Паутина (Майкл) - страница 37

Оставьте меня в покое! Эта мысль мелькнула у нее в уме по-английски, а не по-французски, и как только Стефани это осознала, ее захлестнул безотчетный страх. Вырвав руку из ладоней Макса, она сунула ее под одеяло и закрыла глаза, чтобы не видеть ни того, ни другого из мужчин. Она слышала над собой их голоса — звучные, с ноткой недовольства, но впечатление такое, словно мимо проносились поезда. Поезда, мелькнула мысль; я что, тоже ехала на поезде? Куда я ехала?
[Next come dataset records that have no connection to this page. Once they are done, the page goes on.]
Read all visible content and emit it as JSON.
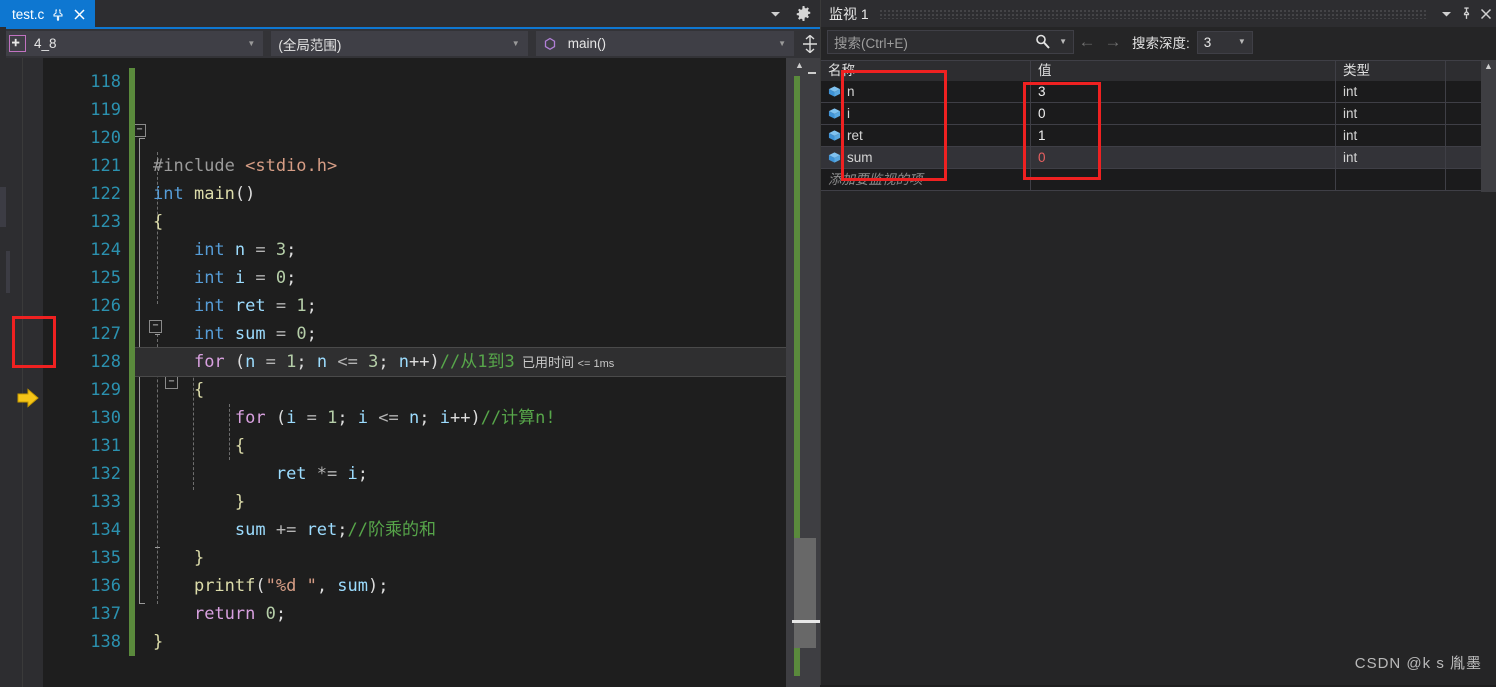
{
  "editor": {
    "tab": {
      "title": "test.c",
      "pin_icon": "pin-icon",
      "close_icon": "close-icon"
    },
    "tabstrip_right": {
      "dropdown_icon": "chevron-down-icon",
      "settings_icon": "gear-icon"
    },
    "navbar": {
      "project": "4_8",
      "project_icon": "project-icon",
      "scope": "(全局范围)",
      "member": "main()",
      "member_icon": "method-icon",
      "split_icon": "split-view-icon",
      "dropdown_icon": "chevron-down-icon"
    },
    "exec_marker": "execution-pointer-icon",
    "elapsed_time": "已用时间 <= 1ms",
    "lines": [
      {
        "no": "118",
        "tokens": []
      },
      {
        "no": "119",
        "tokens": []
      },
      {
        "no": "120",
        "tokens": []
      },
      {
        "no": "121",
        "tokens": [
          {
            "t": "#include ",
            "c": "tok-pre"
          },
          {
            "t": "<stdio.h>",
            "c": "tok-inc"
          }
        ]
      },
      {
        "no": "122",
        "tokens": [
          {
            "t": "int",
            "c": "tok-kw"
          },
          {
            "t": " ",
            "c": "tok-plain"
          },
          {
            "t": "main",
            "c": "tok-fn"
          },
          {
            "t": "()",
            "c": "tok-plain"
          }
        ]
      },
      {
        "no": "123",
        "tokens": [
          {
            "t": "{",
            "c": "tok-brace"
          }
        ]
      },
      {
        "no": "124",
        "tokens": [
          {
            "t": "    ",
            "c": "tok-plain"
          },
          {
            "t": "int",
            "c": "tok-kw"
          },
          {
            "t": " ",
            "c": "tok-plain"
          },
          {
            "t": "n",
            "c": "tok-id"
          },
          {
            "t": " = ",
            "c": "tok-op"
          },
          {
            "t": "3",
            "c": "tok-num"
          },
          {
            "t": ";",
            "c": "tok-plain"
          }
        ]
      },
      {
        "no": "125",
        "tokens": [
          {
            "t": "    ",
            "c": "tok-plain"
          },
          {
            "t": "int",
            "c": "tok-kw"
          },
          {
            "t": " ",
            "c": "tok-plain"
          },
          {
            "t": "i",
            "c": "tok-id"
          },
          {
            "t": " = ",
            "c": "tok-op"
          },
          {
            "t": "0",
            "c": "tok-num"
          },
          {
            "t": ";",
            "c": "tok-plain"
          }
        ]
      },
      {
        "no": "126",
        "tokens": [
          {
            "t": "    ",
            "c": "tok-plain"
          },
          {
            "t": "int",
            "c": "tok-kw"
          },
          {
            "t": " ",
            "c": "tok-plain"
          },
          {
            "t": "ret",
            "c": "tok-id"
          },
          {
            "t": " = ",
            "c": "tok-op"
          },
          {
            "t": "1",
            "c": "tok-num"
          },
          {
            "t": ";",
            "c": "tok-plain"
          }
        ]
      },
      {
        "no": "127",
        "tokens": [
          {
            "t": "    ",
            "c": "tok-plain"
          },
          {
            "t": "int",
            "c": "tok-kw"
          },
          {
            "t": " ",
            "c": "tok-plain"
          },
          {
            "t": "sum",
            "c": "tok-id"
          },
          {
            "t": " = ",
            "c": "tok-op"
          },
          {
            "t": "0",
            "c": "tok-num"
          },
          {
            "t": ";",
            "c": "tok-plain"
          }
        ]
      },
      {
        "no": "128",
        "current": true,
        "tokens": [
          {
            "t": "    ",
            "c": "tok-plain"
          },
          {
            "t": "for",
            "c": "tok-kw2"
          },
          {
            "t": " (",
            "c": "tok-plain"
          },
          {
            "t": "n",
            "c": "tok-id"
          },
          {
            "t": " = ",
            "c": "tok-op"
          },
          {
            "t": "1",
            "c": "tok-num"
          },
          {
            "t": "; ",
            "c": "tok-plain"
          },
          {
            "t": "n",
            "c": "tok-id"
          },
          {
            "t": " <= ",
            "c": "tok-op"
          },
          {
            "t": "3",
            "c": "tok-num"
          },
          {
            "t": "; ",
            "c": "tok-plain"
          },
          {
            "t": "n",
            "c": "tok-id"
          },
          {
            "t": "++)",
            "c": "tok-plain"
          },
          {
            "t": "//从1到3",
            "c": "tok-cmt"
          }
        ]
      },
      {
        "no": "129",
        "tokens": [
          {
            "t": "    ",
            "c": "tok-plain"
          },
          {
            "t": "{",
            "c": "tok-brace"
          }
        ]
      },
      {
        "no": "130",
        "tokens": [
          {
            "t": "        ",
            "c": "tok-plain"
          },
          {
            "t": "for",
            "c": "tok-kw2"
          },
          {
            "t": " (",
            "c": "tok-plain"
          },
          {
            "t": "i",
            "c": "tok-id"
          },
          {
            "t": " = ",
            "c": "tok-op"
          },
          {
            "t": "1",
            "c": "tok-num"
          },
          {
            "t": "; ",
            "c": "tok-plain"
          },
          {
            "t": "i",
            "c": "tok-id"
          },
          {
            "t": " <= ",
            "c": "tok-op"
          },
          {
            "t": "n",
            "c": "tok-id"
          },
          {
            "t": "; ",
            "c": "tok-plain"
          },
          {
            "t": "i",
            "c": "tok-id"
          },
          {
            "t": "++)",
            "c": "tok-plain"
          },
          {
            "t": "//计算n!",
            "c": "tok-cmt"
          }
        ]
      },
      {
        "no": "131",
        "tokens": [
          {
            "t": "        ",
            "c": "tok-plain"
          },
          {
            "t": "{",
            "c": "tok-brace"
          }
        ]
      },
      {
        "no": "132",
        "tokens": [
          {
            "t": "            ",
            "c": "tok-plain"
          },
          {
            "t": "ret",
            "c": "tok-id"
          },
          {
            "t": " *= ",
            "c": "tok-op"
          },
          {
            "t": "i",
            "c": "tok-id"
          },
          {
            "t": ";",
            "c": "tok-plain"
          }
        ]
      },
      {
        "no": "133",
        "tokens": [
          {
            "t": "        ",
            "c": "tok-plain"
          },
          {
            "t": "}",
            "c": "tok-brace"
          }
        ]
      },
      {
        "no": "134",
        "tokens": [
          {
            "t": "        ",
            "c": "tok-plain"
          },
          {
            "t": "sum",
            "c": "tok-id"
          },
          {
            "t": " += ",
            "c": "tok-op"
          },
          {
            "t": "ret",
            "c": "tok-id"
          },
          {
            "t": ";",
            "c": "tok-plain"
          },
          {
            "t": "//阶乘的和",
            "c": "tok-cmt"
          }
        ]
      },
      {
        "no": "135",
        "tokens": [
          {
            "t": "    ",
            "c": "tok-plain"
          },
          {
            "t": "}",
            "c": "tok-brace"
          }
        ]
      },
      {
        "no": "136",
        "tokens": [
          {
            "t": "    ",
            "c": "tok-plain"
          },
          {
            "t": "printf",
            "c": "tok-fn"
          },
          {
            "t": "(",
            "c": "tok-plain"
          },
          {
            "t": "\"%d \"",
            "c": "tok-str"
          },
          {
            "t": ", ",
            "c": "tok-plain"
          },
          {
            "t": "sum",
            "c": "tok-id"
          },
          {
            "t": ");",
            "c": "tok-plain"
          }
        ]
      },
      {
        "no": "137",
        "tokens": [
          {
            "t": "    ",
            "c": "tok-plain"
          },
          {
            "t": "return",
            "c": "tok-kw2"
          },
          {
            "t": " ",
            "c": "tok-plain"
          },
          {
            "t": "0",
            "c": "tok-num"
          },
          {
            "t": ";",
            "c": "tok-plain"
          }
        ]
      },
      {
        "no": "138",
        "tokens": [
          {
            "t": "}",
            "c": "tok-brace"
          }
        ]
      }
    ]
  },
  "watch": {
    "title": "监视 1",
    "dropdown_icon": "chevron-down-icon",
    "pin_icon": "pin-icon",
    "close_icon": "close-icon",
    "search_placeholder": "搜索(Ctrl+E)",
    "search_icon": "magnifier-icon",
    "search_options_icon": "chevron-down-icon",
    "prev_icon": "arrow-left-icon",
    "next_icon": "arrow-right-icon",
    "depth_label": "搜索深度:",
    "depth_value": "3",
    "columns": [
      "名称",
      "值",
      "类型"
    ],
    "rows": [
      {
        "name": "n",
        "value": "3",
        "type": "int",
        "changed": false,
        "selected": false
      },
      {
        "name": "i",
        "value": "0",
        "type": "int",
        "changed": false,
        "selected": false
      },
      {
        "name": "ret",
        "value": "1",
        "type": "int",
        "changed": false,
        "selected": false
      },
      {
        "name": "sum",
        "value": "0",
        "type": "int",
        "changed": true,
        "selected": true
      }
    ],
    "add_placeholder": "添加要监视的项",
    "row_icon": "variable-icon"
  },
  "watermark": "CSDN @k s 胤墨",
  "colors": {
    "accent_blue": "#0e77d1",
    "annotation_red": "#ef2121",
    "comment_green": "#57a64a",
    "changed_value": "#e86060",
    "change_bar_green": "#5a8a3c"
  }
}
Ей почудился быстрый стук колес, затем ничего не значащий рев, пока она, напрягая мышцы, лежала, а сверху слышался этот звук, лежала, стиснув руки и боясь шелохнуться. Она была одна среди этой пустоты — туман, облако, небо, бескрайнее пространство, бесконечность, — и не было ничего, на что она могла посмотреть, до чего могла дотронуться, что могла схватить. Она попробовала думать о том, что было ей знакомо, — о доме, комнате, стуле, кровати, — но их не было. Она попыталась мысленно представить какой-нибудь город, район, улицу, но вместо этого ей явилась одна лишь пустота: ни пейзажа, ни шоссе, ни указательных столбов. Только пустота, от которой ей становилось душно и охватывал жуткий страх.
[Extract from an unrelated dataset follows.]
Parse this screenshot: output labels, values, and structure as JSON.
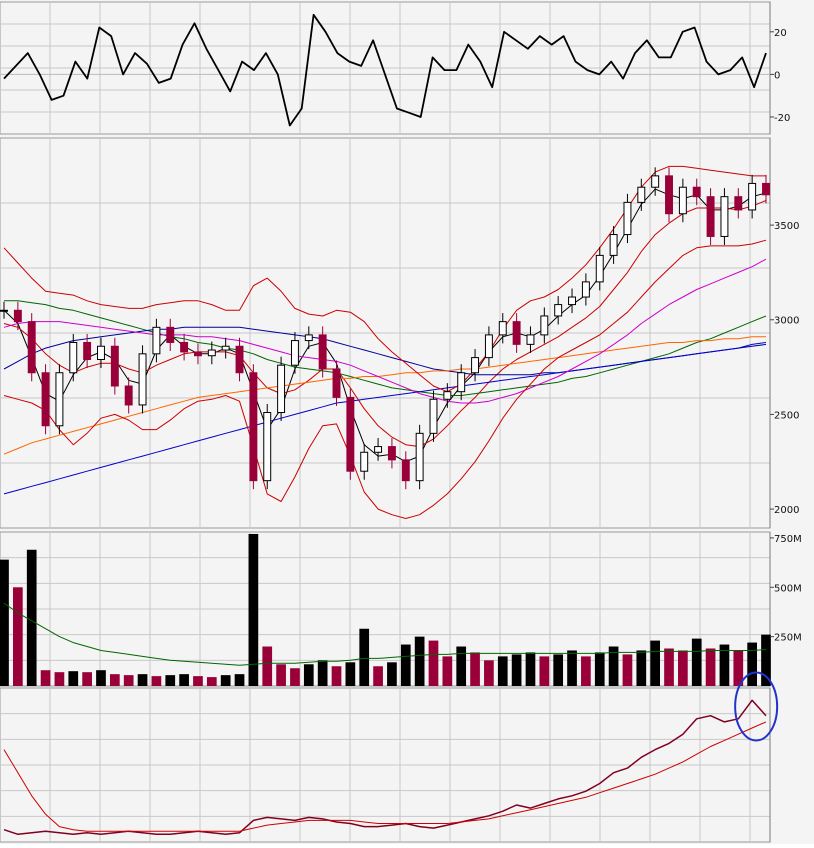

Сабрина. Сабрина… а дальше? Он ведь говорил, какая у меня фамилия? Он же говорил мне, не так ли? Господи, я не могу… Она задрожала. Имя Сабрина ни о чем ей не говорило, а свою фамилию она вспомнить не могла.

— Какая у меня фамилия? — не открывая глаз, спросила она.

— Лакост, — ответил Макс.

Сабрина Лакост. А его… его… зовут Макс. Макс — так он сам сказал. Макс Лакост. Ее продолжала бить нервная дрожь. Это имя тоже ни о чем ей не говорило. У нее было такое чувство, будто ее без единого звука со всех сторон обступает зловещая пелена забвения, а она совсем одна, ни с кем и ни с чем не связанная. Она представила, как протягивает руку в надежде, что кто-то схватит ее, но никого не было. «О, помогите мне», — жалобно застонала она, не открывая глаз. На них навернулись слезы, отчего веки саднило. «Помогите обрести опору в жизни».

— Сабрина. — Голос Макса раздался в гробовой тишине, царившей в комнате, и она открыла глаза. Высокий, широкоплечий, с мохнатыми рыжими бровями и жесткими, вьющимися рыжими волосами, он возвышался над ней. У него были серые глаза слегка навыкате, твердая, чувственная линия рта и крупные, изящной формы руки. Он держался с достоинством, в его движениях чувствовалась кипучая энергия, от нее в окружавшем воздухе, похоже, рождались вихри, отчего все в комнате переворачивалось вверх тормашками. Мой муж. При этой мысли ее снова окутала пелена, и Стефани повторила эти слова, пытаясь привыкнуть к мысли, что так и должно быть.